“Empathy is the accurate understanding of another person’s internal experience.
It has nothing to do with agreeing or disagreeing with that experience…
When you are being empathic with your child you are joining
him in his emotional experience.”
— Madeline Levine, Teach Your Children Well, 2012
Over the next several months, our Newsletter will focus on the theme of The Joyful Toddler: A New View of Toddlerhood. The idea is that this period of life is important, often misunderstood, and filled with opportunity.
Three watershed developments characterize toddlers: mobility, self-awareness, and language. This month we will focus on mobility.
We are talking about toddlers. So what does “toddler,” or “to toddle,” mean?
- Toddle– to walk with short tottering steps in the manner of a young child.
- Toddler – one that toddles, esp., a young child.
This phase – toddlerhood – is named after the infant’s capacity to become more mobile. But this is not just physical mobility… there are psychological aspects too.

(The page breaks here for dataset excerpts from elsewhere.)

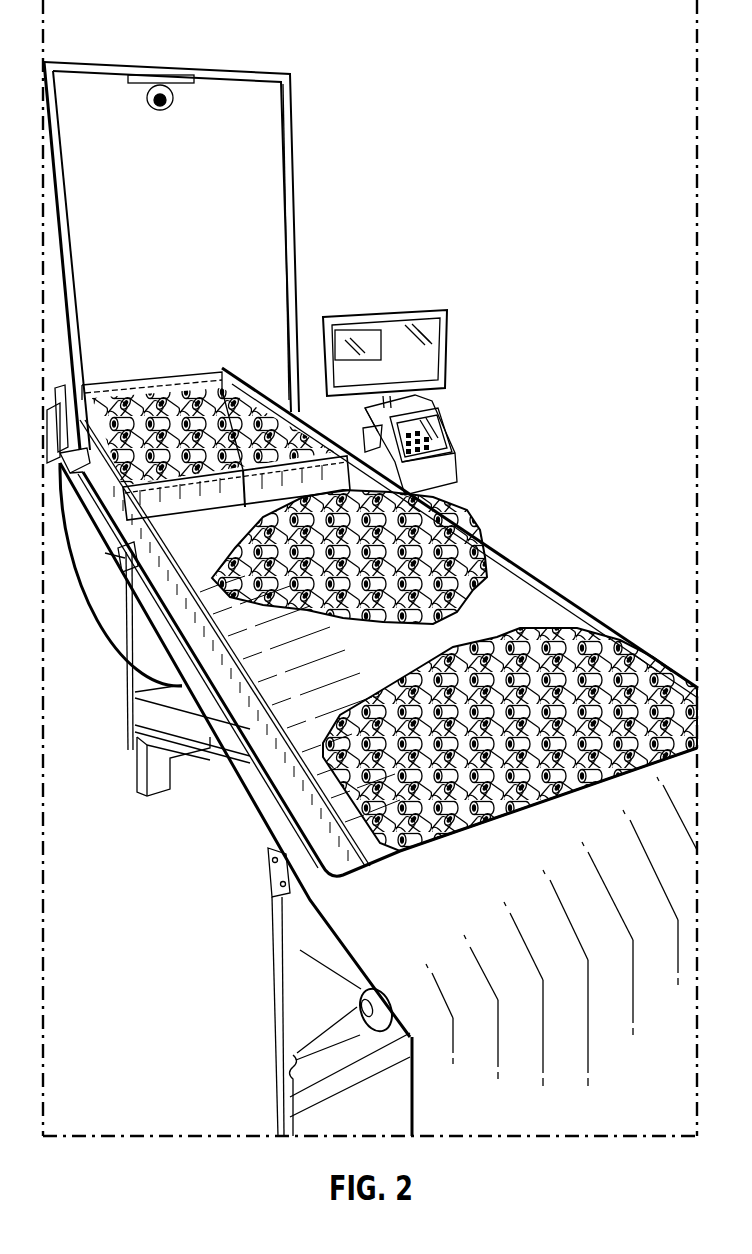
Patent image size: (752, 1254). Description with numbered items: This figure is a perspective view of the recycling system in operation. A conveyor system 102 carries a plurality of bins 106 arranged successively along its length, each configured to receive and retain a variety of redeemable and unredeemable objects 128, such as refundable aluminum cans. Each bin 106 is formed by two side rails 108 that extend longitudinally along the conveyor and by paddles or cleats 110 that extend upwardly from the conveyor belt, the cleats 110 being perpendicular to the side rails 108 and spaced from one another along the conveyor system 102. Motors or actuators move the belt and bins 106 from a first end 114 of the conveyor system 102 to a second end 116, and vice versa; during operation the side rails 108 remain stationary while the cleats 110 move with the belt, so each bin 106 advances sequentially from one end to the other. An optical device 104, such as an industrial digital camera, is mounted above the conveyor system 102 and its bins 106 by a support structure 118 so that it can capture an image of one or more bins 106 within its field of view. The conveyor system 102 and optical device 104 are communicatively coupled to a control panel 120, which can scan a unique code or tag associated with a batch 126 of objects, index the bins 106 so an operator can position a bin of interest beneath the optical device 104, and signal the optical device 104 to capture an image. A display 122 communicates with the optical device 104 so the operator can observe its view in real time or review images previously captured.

The conveyor system 102 is at (243, 778).
The optical device 104 is at (160, 113).
The bin 106 is at (514, 585).
The side rail 108 is at (572, 620).
The cleat 110 is at (250, 345).
The first end 114 is at (318, 968).
The second end 116 is at (92, 387).
The support structure 118 is at (292, 204).
The control panel 120 is at (443, 419).
The display 122 is at (428, 306).
The batch 126 is at (182, 398).
The object 128 is at (160, 423).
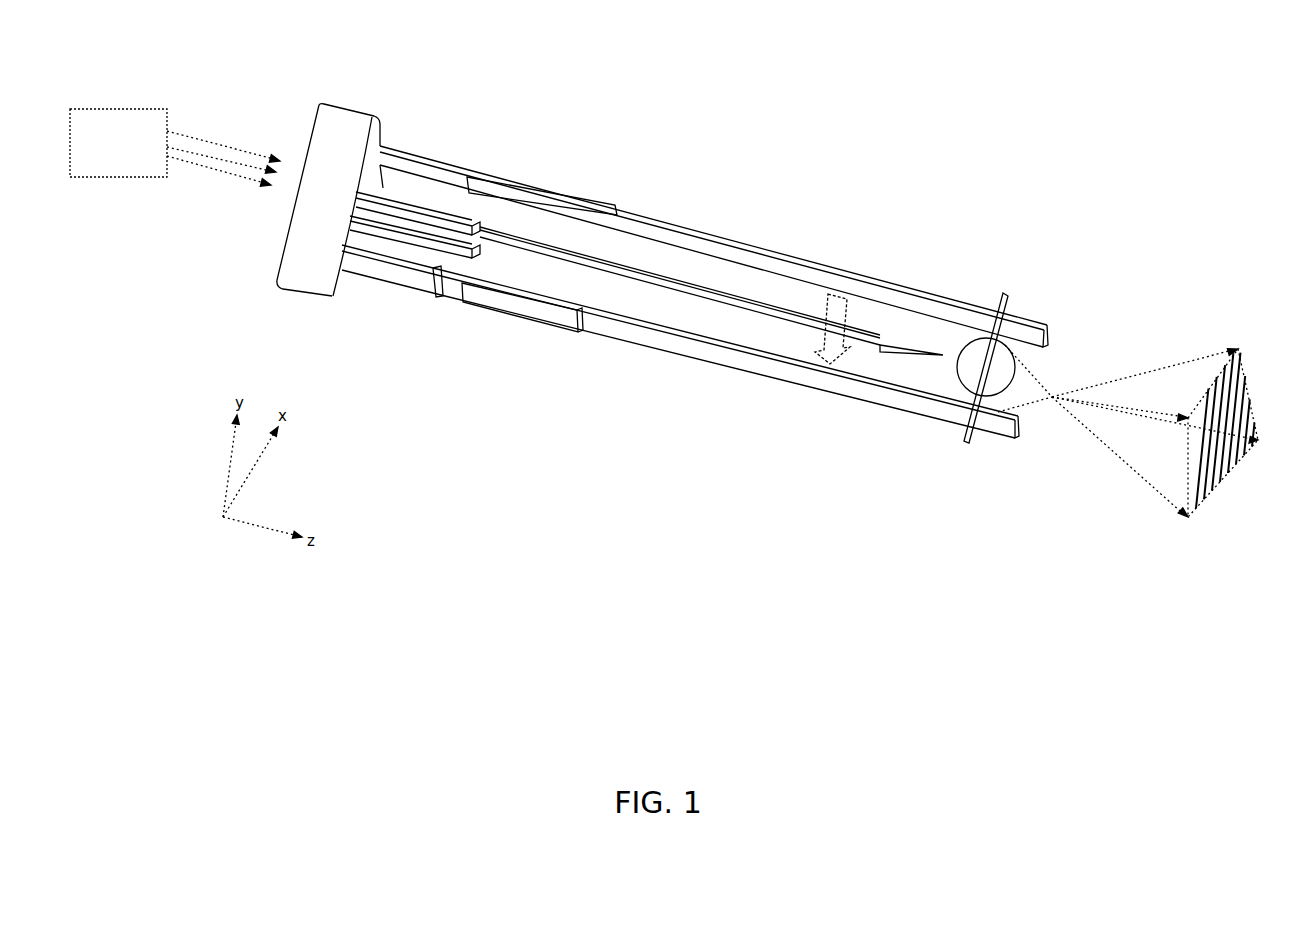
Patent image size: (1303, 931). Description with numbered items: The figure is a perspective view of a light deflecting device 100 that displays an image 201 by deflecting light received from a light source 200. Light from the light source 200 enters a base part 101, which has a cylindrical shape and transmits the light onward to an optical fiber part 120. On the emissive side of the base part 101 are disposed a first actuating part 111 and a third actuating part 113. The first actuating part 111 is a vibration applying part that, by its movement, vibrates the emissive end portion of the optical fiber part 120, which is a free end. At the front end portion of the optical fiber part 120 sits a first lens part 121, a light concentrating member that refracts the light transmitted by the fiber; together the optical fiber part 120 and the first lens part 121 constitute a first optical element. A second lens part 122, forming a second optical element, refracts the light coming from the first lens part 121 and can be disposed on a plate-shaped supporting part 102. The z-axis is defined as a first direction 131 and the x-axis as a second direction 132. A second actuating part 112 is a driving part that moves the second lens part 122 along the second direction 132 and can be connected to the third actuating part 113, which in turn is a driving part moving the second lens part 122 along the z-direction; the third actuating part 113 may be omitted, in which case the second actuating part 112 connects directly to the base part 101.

Physical Aspects of Mobility
Real mobility is first ushered in with crawling – although these days pediatricians urge babies to sleep on their backs to prevent crib deaths, so crawling may be delayed or not be present much at all before walking. The crawling baby can really “scoot”! This baby is exploring, enjoying her newfound freedom and independence. This theme will recur, with walking, riding a bike, and driving a car!
And, then, the baby takes its first step, and soon more and more – and off they go! For the baby this can be an exuberant time – the feeling of interest is mobilized, and she has the capacity to explore at a speed and distance she never imagined before.
For the parent, one main concern is that of safety. The baby can get into things so much more quickly than before. She can disappear in the blink of an eye.
The parents’ task? To support the exploration and learning of the baby, while keeping her safe at the same time. This is not always so easy – enhancing the exploration without constantly saying “no!” or threatening punishment.
When my son was little, he would crawl/scoot over to the stairs, glance at me before I could get to him, and go sliding down the stairs on his tummy, laughing all the way, having a great time. I, meanwhile, was terrified. Ultimately, we worked out a system so that I would be present when this “tummy tobogganing” was going on.
Parents can talk with their child about the newfound mobility. Children understand language and words long before they can speak, so it can be very helpful for parents to discuss the pros (exploration, learning) and cons (safety) of walking and greater mobility. If the child can talk at an early age, one can even have a bit of verbal back and forth.
Psychological Aspects of Mobility
Actually, we discussed some of the psychological issues previously – supporting the exuberant exploration of the child, dealing with the safety issue, and tolerating the feelings which occur with a child who can now disappear suddenly.
There is another issue – the feelings of separation which occur with this increased mobility. The parents may experience a sense of loss as their baby is able to come and go, be attached and then disappear. The baby is also developing his own sense of self at this point – likes and dislikes, interests, and so on. This change can also leave the parents feeling a loss. Their baby is becoming more separate and more of an individual – hence the term separation/individuation. This sequence will occur over and over as the child grows up.
Parenting is said to involve giving one’s children “roots and wings.” Many parents experience a sense of loss as their child becomes more mobile and begins to gain wings.